As COVID-19 continues to wreak havoc across the country, the Consumer Financial Protection Bureau recently took a misguided and untimely step.
On July 7, the agency removed its own 2017 payday rule, which required lenders to first determine whether a consumer could afford to pay off the high-cost loan.
This regulatory reversal is a financial favor for payday lenders and auto title lenders, and a definite detriment to payday lenders.
consumers who are missing a few hundred dollars for their monthly expenses. In a very real and measurable way, the agency created to protect consumers has given the green light to predatory lenders to continue preying on the poorest and most vulnerable consumers in the country.
“There’s never a good time to authorize predatory loans with 400% interest rates,” said Mike Calhoun, president of the Center for Responsible Lending. “But now is the worst possible time. The pain caused by CFPB’s removal of the wage rule will be felt most by those who can least afford it, including communities of color who are disproportionately targeted. by payday lenders. ”
The COVID-19 pandemic has jeopardized people’s ability to get to work safely, changed the way students try to pursue their education, and imposed grim realities to meet life’s most basic needs like food, shelter and utilities.
Consumers affected by the layoffs were also affected by the loss of the additional $ 600 a week in federal unemployment benefits through the federal CARES law which expired on July 31. Additionally, tenants who have been successful in preserving their homes even when they couldn’t pay should also be concerned about whether they will receive eviction notices. These circumstances present the potential for America’s most cash-strapped consumers to seek out and become financially trapped in predatory, unaffordable loans.
The lure of “quick and easy” money traps approximately 12 million American consumers each year. Instead of a short-term financial solution, most loans take several months or more to be fully repaid. CRL research reveals that typical payday loans are strings of 10 or more. In addition, the amount of interest paid on the loan often exceeds the amount originally borrowed.

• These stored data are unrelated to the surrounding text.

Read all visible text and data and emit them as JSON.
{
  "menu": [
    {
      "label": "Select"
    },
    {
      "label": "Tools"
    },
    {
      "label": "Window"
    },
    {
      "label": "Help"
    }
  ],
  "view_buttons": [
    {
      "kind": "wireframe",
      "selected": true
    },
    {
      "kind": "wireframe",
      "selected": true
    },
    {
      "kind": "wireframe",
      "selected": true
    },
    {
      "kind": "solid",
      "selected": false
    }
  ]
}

Even with decades of consumer advocacy, triple-digit interest on payday loans remains legal in 34 states. In these localities, the profusion of convenience stores and auto titles located in black communities and other communities of color increases the likelihood that consumers will become financial prey which guarantees lenders annual fees of $ 8 billion to them alone.

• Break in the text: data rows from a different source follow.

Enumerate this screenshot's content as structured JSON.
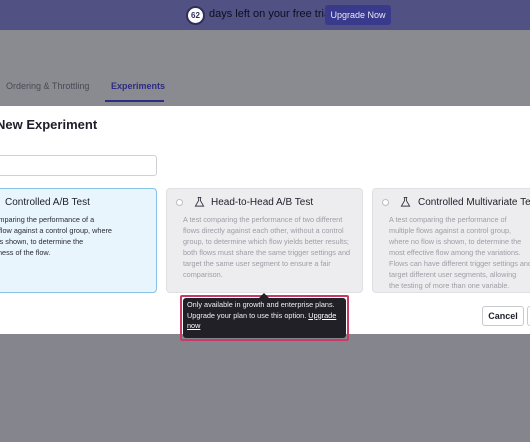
{
  "trial_banner": {
    "days_count": "62",
    "message": "days left on your free trial",
    "upgrade_button": "Upgrade Now"
  },
  "page_tabs": [
    {
      "label": "Ordering & Throttling",
      "active": false
    },
    {
      "label": "Experiments",
      "active": true
    }
  ],
  "modal": {
    "title": "New Experiment",
    "name_input": {
      "value": "",
      "placeholder": ""
    },
    "cards": [
      {
        "title": "Controlled A/B Test",
        "description": "A test comparing the performance of a single flow against a control group, where no flow is shown, to determine the effectiveness of the flow.",
        "description_visible": "st comparing the performance of a\nngle flow against a control group, where\nflow is shown, to determine the\nctiveness of the flow.",
        "selected": true,
        "disabled": false
      },
      {
        "title": "Head-to-Head A/B Test",
        "description": "A test comparing the performance of two different flows directly against each other, without a control group, to determine which flow yields better results; both flows must share the same trigger settings and target the same user segment to ensure a fair comparison.",
        "selected": false,
        "disabled": true
      },
      {
        "title": "Controlled Multivariate Test",
        "description_visible": "A test comparing the performance of\nmultiple flows against a control group,\nwhere no flow is shown, to determine the\nmost effective flow among the variations.\nFlows can have different trigger settings and\ntarget different user segments, allowing\nthe testing of more than one variable.",
        "selected": false,
        "disabled": true
      }
    ],
    "cancel_button": "Cancel"
  },
  "tooltip": {
    "text": "Only available in growth and enterprise plans. Upgrade your plan to use this option.",
    "link": "Upgrade now"
  },
  "icons": [
    "flask-icon",
    "radio-icon"
  ],
  "colors": {
    "banner_bg": "#515184",
    "upgrade_button": "#3a3a8c",
    "selected_card_bg": "#e9f5fc",
    "selected_card_border": "#86c3e7",
    "tooltip_bg": "#202026",
    "highlight_border": "#c93a64"
  }
}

“By disproportionately locating storefronts in predominantly black and Latino neighborhoods, predatory payday lenders systematically target communities of color, further exacerbating the racial wealth gap,” said Rachel Gittelman, head of outreach services. financials to the Consumer Federation of America.

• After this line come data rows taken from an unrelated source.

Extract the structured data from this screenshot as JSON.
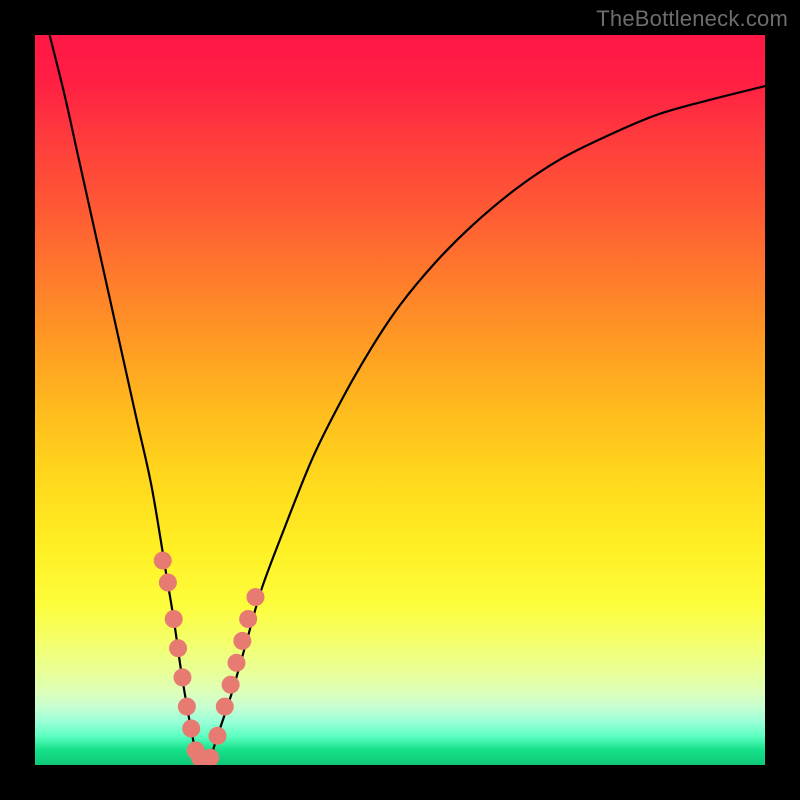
{
  "watermark": {
    "text": "TheBottleneck.com"
  },
  "colors": {
    "frame": "#000000",
    "curve": "#000000",
    "marker": "#e77a71"
  },
  "chart_data": {
    "type": "line",
    "title": "",
    "xlabel": "",
    "ylabel": "",
    "xlim": [
      0,
      100
    ],
    "ylim": [
      0,
      100
    ],
    "grid": false,
    "legend": false,
    "series": [
      {
        "name": "bottleneck-curve",
        "x": [
          2,
          4,
          6,
          8,
          10,
          12,
          14,
          16,
          18,
          19,
          20,
          21,
          22,
          23,
          24,
          25,
          27,
          29,
          31,
          34,
          38,
          42,
          46,
          50,
          55,
          60,
          66,
          72,
          78,
          85,
          92,
          100
        ],
        "y": [
          100,
          92,
          83,
          74,
          65,
          56,
          47,
          38,
          26,
          20,
          13,
          7,
          2,
          0,
          1,
          4,
          10,
          17,
          24,
          32,
          42,
          50,
          57,
          63,
          69,
          74,
          79,
          83,
          86,
          89,
          91,
          93
        ]
      },
      {
        "name": "highlight-markers",
        "x": [
          17.5,
          18.2,
          19.0,
          19.6,
          20.2,
          20.8,
          21.4,
          22.0,
          22.6,
          23.2,
          24.0,
          25.0,
          26.0,
          26.8,
          27.6,
          28.4,
          29.2,
          30.2
        ],
        "y": [
          28,
          25,
          20,
          16,
          12,
          8,
          5,
          2,
          1,
          0,
          1,
          4,
          8,
          11,
          14,
          17,
          20,
          23
        ]
      }
    ]
  }
}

“The CFPB has no basis to gut the heart of common sense protections that simply required payday lenders to do what responsible lenders are already doing – ensure the borrower has the capacity to repay,” said Lauren Sanders, Associate Director of the National Consumer Law Center. . “The evidence to support the payday loan debt trap is overwhelming and the CFPB’s flimsy apology to repeal the protections does not hold water. “
(In Virginia, under a new equity in lending law that takes effect Jan. 1, 2021, the annual interest rate on payday loans is capped at 36%. However, other fees Monthly financial and service charges are allowed. The maximum amount of these loans are also increased from $ 500 to $ 2,500 and fixed term at a maximum of 24 months.)
If a 36% rate cap is enough to protect the country’s military from predatory lending – which is the law for the military under the Federal Military Lending Act – it’s time to expand that same. protection of the civilian population.
The writer is a senior member of the Center for Responsible Lending.